TL;DR: We should look into passing pointer-shaped receivers using the context register.
Today, receiver parameters are effectively simply prepended to the parameter list. This was convenient when Go only had method expressions (i.e., expressions like T.M, where T is a type), because the same function code could be used for both method calls and method expressions.
However, Go later added method values (i.e., expressions like x.M, where x is a value), which require generating wrapper functions and also requires rather complex trampoline code within package reflect. This complexity is needed to adapt between the function closure calling convention (which passes the closure pointer using a dedicated context register) and the method calling convention (which passes receivers using a regular parameter).

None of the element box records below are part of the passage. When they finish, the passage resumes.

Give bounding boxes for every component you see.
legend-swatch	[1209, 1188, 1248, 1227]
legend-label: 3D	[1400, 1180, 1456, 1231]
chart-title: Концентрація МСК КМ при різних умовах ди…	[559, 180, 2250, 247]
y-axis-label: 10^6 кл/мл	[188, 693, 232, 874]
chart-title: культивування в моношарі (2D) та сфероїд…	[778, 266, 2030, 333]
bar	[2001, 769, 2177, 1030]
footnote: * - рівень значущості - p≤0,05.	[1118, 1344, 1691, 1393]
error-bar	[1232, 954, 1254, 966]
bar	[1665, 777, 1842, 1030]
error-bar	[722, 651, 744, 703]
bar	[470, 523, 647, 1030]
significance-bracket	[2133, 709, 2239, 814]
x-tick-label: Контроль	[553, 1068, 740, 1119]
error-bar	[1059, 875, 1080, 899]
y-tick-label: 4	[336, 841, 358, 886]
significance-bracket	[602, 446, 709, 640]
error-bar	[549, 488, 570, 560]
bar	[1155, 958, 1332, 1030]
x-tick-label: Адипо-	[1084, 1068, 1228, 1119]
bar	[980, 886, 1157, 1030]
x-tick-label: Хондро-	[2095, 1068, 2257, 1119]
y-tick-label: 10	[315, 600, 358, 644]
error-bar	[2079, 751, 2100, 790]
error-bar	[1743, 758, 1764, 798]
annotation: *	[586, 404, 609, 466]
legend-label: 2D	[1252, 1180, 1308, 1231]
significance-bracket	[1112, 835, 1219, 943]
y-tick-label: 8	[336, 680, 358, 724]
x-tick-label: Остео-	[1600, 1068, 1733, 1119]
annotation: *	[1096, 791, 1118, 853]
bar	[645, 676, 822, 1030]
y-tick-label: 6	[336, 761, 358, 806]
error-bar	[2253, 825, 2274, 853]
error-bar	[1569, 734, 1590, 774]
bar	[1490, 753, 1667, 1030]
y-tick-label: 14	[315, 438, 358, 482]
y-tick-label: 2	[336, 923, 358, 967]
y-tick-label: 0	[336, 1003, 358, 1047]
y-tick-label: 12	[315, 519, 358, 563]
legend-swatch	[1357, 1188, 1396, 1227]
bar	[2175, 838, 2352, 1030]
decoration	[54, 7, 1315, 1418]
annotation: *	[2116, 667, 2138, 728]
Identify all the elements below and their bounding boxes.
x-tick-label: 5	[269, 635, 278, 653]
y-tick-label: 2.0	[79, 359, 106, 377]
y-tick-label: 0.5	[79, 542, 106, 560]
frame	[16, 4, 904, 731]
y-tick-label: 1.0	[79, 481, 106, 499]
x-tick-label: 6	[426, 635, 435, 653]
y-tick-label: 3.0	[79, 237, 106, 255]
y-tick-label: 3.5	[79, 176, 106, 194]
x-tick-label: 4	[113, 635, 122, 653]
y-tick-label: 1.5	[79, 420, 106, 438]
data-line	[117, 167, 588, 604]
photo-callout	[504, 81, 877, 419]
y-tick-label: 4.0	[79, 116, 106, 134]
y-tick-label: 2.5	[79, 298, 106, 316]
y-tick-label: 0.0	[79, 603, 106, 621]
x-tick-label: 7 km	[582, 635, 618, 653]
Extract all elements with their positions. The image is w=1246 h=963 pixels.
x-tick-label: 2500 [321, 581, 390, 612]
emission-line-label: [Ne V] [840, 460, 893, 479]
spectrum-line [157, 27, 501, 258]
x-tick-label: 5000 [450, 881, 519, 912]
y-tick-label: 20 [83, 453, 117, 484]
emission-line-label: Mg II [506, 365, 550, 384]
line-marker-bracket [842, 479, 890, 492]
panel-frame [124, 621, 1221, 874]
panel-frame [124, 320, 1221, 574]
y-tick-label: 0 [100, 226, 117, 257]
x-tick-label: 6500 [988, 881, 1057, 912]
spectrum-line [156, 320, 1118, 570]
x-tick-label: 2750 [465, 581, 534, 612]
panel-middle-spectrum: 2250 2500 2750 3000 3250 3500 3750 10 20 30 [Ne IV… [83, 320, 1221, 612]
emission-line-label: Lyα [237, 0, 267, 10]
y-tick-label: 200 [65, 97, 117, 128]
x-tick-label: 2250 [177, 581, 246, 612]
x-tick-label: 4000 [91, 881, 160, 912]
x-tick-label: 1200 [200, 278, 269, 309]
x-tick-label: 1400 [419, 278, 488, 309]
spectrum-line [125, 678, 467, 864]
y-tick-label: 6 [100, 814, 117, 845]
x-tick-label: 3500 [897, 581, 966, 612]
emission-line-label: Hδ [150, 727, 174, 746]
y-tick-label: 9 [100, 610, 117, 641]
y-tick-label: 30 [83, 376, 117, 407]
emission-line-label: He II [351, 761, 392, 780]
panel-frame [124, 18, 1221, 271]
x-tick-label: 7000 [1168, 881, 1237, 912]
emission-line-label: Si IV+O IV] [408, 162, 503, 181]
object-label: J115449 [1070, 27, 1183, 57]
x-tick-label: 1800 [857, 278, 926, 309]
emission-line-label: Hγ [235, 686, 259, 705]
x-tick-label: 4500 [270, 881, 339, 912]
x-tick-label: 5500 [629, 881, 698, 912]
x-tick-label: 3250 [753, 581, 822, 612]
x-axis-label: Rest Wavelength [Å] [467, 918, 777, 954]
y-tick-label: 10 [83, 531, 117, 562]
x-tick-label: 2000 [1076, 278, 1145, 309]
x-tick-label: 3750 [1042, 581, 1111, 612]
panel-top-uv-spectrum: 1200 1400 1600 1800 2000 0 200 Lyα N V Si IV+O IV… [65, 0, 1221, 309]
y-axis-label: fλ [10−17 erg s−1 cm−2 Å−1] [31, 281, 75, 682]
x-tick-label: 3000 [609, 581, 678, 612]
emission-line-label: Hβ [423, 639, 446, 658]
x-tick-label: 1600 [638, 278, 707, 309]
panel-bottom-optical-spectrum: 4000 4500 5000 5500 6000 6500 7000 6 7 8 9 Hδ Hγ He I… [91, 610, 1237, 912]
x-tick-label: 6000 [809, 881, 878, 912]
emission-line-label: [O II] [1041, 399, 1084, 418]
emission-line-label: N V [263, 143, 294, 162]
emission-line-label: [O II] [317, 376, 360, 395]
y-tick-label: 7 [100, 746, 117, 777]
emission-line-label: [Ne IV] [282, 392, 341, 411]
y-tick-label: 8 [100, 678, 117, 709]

If we change the internal calling convention so that receiver arguments are passed using the context register too, then we'd be able to avoid generating method value wrappers. We'd instead need just a single simple, universal wrapper, which could be used by both the compiler and package reflect. (For methods with non-pointer-shaped receivers, we would wrap the interface-calling-convention wrapper for the method, which always uses a pointer-shaped receiver parameter.)
Another benefit (pointed out by @dr2chase) is this would free up an extra register for passing arguments to pointer-receiver methods.
The only downside I see at the moment is that method expressions for pointer-shaped receiver types (e.g., (*T).M) would now need compiler-generated wrappers instead. However, the mitigating factors here are: (1) method expressions can only appear in source so we can always statically generate them (unlike for method values); (2) method expressions seem much less commonly used than method values (caveat: based on my anecdotal experience); and (3) it would be easy to reuse wrappers for methods with the same GC shape.
Since we're in the 1.18 freeze and there hasn't been any movement here, I'm going to place this in the backlog. IIUC this is still something we'd like to do, but unless anyone explicitly plans on working on it for next release, I'm reluctant to put it in the 1.19 milestone.